To say my new life in America had been an adjustment was a gross understatement.
I’d been miserable.
The events of the past four years were indistinguishable, my teardrops running the ink in the pages of a diary I’d taken to keeping just to mark the time.
Before Alexander and after Alexander.
Before, my life had been sad, but I’d had no context to deepen my despair.
Now, now, I knew exactly what I was missing.
And horror of horrors, it was the cold bite of a whip wielded in the ruthless, exacting hands of a Dominant and Lord named Alexander Davenport.
My therapist called it Stockholm Syndrome. She told me I felt the most betrayed by his inhumane goodbye in Milan because I’d grown unhealthfully attached to the cage he’d constructed around me, that my continued melancholy was a side effect that would eventually wear off as I readjusted.
Three years of therapy and nothing had changed.
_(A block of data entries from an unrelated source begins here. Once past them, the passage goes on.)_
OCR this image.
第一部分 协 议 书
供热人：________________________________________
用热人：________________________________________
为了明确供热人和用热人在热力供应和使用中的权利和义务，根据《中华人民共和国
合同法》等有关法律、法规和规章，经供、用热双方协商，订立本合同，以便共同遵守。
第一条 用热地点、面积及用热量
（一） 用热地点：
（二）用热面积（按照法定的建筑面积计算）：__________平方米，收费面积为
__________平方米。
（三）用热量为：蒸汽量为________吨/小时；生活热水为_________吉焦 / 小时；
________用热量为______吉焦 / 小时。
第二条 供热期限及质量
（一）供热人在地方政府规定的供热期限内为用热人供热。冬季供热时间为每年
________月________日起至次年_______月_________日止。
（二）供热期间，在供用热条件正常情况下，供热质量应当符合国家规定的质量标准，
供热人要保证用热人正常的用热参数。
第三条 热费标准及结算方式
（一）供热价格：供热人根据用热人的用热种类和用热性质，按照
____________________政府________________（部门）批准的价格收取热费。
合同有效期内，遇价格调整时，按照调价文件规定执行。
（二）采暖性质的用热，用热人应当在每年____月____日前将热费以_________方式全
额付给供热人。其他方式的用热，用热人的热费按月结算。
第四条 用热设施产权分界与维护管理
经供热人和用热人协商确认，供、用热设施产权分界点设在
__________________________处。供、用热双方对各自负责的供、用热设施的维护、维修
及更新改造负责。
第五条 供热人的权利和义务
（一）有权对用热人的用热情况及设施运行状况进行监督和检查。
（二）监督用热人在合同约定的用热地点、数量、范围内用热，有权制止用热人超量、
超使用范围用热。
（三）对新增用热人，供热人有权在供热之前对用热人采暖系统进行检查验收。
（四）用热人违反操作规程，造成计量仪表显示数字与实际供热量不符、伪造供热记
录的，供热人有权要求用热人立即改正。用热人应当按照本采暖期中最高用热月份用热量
Sebastian ushered us past the rest of the reporters, greasing our way with his slippery smile and a few well-placed winks. We both stopped just inside the hotel’s luxurious lobby and mutually decided on a recessed corner near the elevators to take a moment of peace before going upstairs into the ballroom.
My brother let out a gusty exhale as he leaned back against the marble wall and drew his collar away from his neck with a hooked finger.
“You’re more on edge than I’ve seen you in a long while,” I told him, frowning up into his face as I noticed the strain around his eyes and mouth, the deep bruises from lack of sleep beneath his golden gaze.
He closed his eyes. “Leave me be,mia bella sorella.”
“Seb…you can talk to me.” I told him something he already knew in his bones.
He peeked at me through one squinted eye. “Oh? Just as you talk to me?”
It was my turn to sigh.
We were still close in a way only twins could ever understand. His presence in a room alone brought me unquantifiable comfort, and the touch of his hand to my shoulder grounded me like lightning through a steel rod.
But things had changed.
We’d only been apart for fifteen months, but those months had been compressed with rapid, irrevocable change. Change so significant it had altered us as individuals and as confidantes.